# Where did all of the 10 mm ammo go?



## Grenadier (Dec 20, 2010)

Just curious to see if anyone has seen any recent full power 10 mm hollowpoint offerings from the major manufacturers?  

It seems that the only one left out there that's readily available is the tried and true 175 grain Winchester Silvertip (1290 fps, 175 grain bullet), along with the folks from Double Tap.


----------



## Hudson69 (Dec 20, 2010)

Grenadier said:


> Just curious to see if anyone has seen any recent full power 10 mm hollowpoint offerings from the major manufacturers?
> 
> It seems that the only one left out there that's readily available is the tried and true 175 grain Winchester Silvertip (1290 fps, 175 grain bullet), along with the folks from Double Tap.

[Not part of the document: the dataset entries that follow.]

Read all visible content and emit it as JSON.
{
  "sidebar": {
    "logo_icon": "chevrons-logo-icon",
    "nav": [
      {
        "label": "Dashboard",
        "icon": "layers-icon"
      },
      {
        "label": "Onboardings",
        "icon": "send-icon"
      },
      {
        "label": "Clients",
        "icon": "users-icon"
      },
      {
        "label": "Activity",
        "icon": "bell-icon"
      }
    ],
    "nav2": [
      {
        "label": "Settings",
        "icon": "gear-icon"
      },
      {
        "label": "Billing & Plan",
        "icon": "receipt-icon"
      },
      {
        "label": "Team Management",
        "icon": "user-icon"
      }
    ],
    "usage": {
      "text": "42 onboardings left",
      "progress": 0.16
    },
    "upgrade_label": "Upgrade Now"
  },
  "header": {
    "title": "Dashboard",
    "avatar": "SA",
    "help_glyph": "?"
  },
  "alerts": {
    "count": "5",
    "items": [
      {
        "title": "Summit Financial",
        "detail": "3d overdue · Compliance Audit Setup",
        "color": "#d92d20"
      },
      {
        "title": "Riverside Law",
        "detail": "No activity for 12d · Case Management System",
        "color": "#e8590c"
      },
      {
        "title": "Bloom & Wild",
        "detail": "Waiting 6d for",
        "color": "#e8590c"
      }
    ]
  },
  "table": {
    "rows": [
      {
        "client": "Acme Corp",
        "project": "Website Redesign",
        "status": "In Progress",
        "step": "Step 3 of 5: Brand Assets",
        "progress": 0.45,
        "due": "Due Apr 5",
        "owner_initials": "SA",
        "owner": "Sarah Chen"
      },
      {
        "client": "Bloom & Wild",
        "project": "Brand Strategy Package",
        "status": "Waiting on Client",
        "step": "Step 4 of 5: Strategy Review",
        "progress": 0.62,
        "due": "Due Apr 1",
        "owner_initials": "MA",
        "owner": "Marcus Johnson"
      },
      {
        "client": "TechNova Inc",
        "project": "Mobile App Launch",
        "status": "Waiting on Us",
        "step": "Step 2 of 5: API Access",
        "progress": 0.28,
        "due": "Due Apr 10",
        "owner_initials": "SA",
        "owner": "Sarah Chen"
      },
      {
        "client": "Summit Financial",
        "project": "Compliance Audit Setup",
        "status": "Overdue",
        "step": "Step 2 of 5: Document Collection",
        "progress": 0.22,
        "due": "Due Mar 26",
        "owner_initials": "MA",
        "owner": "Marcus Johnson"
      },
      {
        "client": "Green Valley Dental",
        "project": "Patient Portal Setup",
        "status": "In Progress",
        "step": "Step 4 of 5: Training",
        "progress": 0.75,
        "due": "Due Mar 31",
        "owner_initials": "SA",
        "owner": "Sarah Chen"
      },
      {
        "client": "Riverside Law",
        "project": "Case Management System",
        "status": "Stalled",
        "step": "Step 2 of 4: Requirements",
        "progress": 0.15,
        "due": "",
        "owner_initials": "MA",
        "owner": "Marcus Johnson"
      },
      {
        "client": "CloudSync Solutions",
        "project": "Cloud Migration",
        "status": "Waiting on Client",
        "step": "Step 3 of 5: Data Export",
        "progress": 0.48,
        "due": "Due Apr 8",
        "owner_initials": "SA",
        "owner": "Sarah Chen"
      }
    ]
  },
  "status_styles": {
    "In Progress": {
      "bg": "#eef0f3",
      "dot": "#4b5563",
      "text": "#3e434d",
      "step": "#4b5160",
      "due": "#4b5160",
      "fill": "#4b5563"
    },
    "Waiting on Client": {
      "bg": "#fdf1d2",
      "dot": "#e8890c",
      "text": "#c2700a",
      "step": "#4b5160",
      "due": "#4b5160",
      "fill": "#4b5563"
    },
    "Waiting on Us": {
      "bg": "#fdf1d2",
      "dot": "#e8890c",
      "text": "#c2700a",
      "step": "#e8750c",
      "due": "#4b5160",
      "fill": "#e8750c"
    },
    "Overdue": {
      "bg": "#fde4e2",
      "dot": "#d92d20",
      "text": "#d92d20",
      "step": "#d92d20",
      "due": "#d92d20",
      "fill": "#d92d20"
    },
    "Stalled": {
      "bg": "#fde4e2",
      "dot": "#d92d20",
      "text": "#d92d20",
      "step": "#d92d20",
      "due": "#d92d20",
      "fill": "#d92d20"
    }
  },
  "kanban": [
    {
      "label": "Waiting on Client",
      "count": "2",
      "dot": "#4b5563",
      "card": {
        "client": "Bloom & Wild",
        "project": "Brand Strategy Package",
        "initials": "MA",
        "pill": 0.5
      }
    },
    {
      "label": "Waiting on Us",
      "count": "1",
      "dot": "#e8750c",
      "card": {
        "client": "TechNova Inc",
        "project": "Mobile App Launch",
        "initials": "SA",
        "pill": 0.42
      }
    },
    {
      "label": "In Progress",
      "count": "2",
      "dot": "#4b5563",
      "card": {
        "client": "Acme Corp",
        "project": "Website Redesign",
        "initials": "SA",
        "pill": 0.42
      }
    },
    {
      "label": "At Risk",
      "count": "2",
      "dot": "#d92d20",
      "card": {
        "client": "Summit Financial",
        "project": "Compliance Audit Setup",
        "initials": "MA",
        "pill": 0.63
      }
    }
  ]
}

I haven't really seen any anywhere.  I think that the success of the .40, the shorter version of the more powerful 10mm, has really affected the 10mm market.  10mm is a little too strong for most casual shooters so there isn't a market for it.


----------



## Jack Meower (Dec 20, 2010)

Beats me.  I have a Glock 20 and I can't afford to shoot it.


----------



## lklawson (Dec 21, 2010)

One of the gun rags just did an article on the 10 a few months back.  Had a lot of info about current ammo manufacturers.  I'll see if I can dig it out of the stack some time tonight.

Peace favor your sword,
Kirk


----------



## lklawson (Dec 21, 2010)

American Handgunner, 2010 Special Edition, Vol. 67.  PP64, "The 10mm, Returning to the Mainstream?"

The brands they list: Double Tap, Glaser (Blue and Silver), Winchester, Buffalo Bore, Hornady, American Eagle, Cor Bon, Federal, CCI/Speer, PMC, Blazer, Remington, and UMC.

Peace favor your sword,
Kirk


----------



## Skpotamus (Dec 25, 2010)

Grenadier said:


> Just curious to see if anyone has seen any recent full power 10 mm hollowpoint offerings from the major manufacturers?
> 
> It seems that the only one left out there that's readily available is the tried and true 175 grain Winchester Silvertip (1290 fps, 175 grain bullet), along with the folks from Double Tap.


http://gun-deals.com/ammo.php?caliber=10mm

Hornaday XTPs are about all I can find


----------



## Skpotamus (Dec 27, 2010)

Skpotamus said:


> http://gun-deals.com/ammo.php?caliber=10mm
> 
> Hornaday XTPs are about all I can find




BTW, that link has a pulldown menu for just about any ammo you can think of that's still produced today.  I use it for deal hunting quite a bit.


----------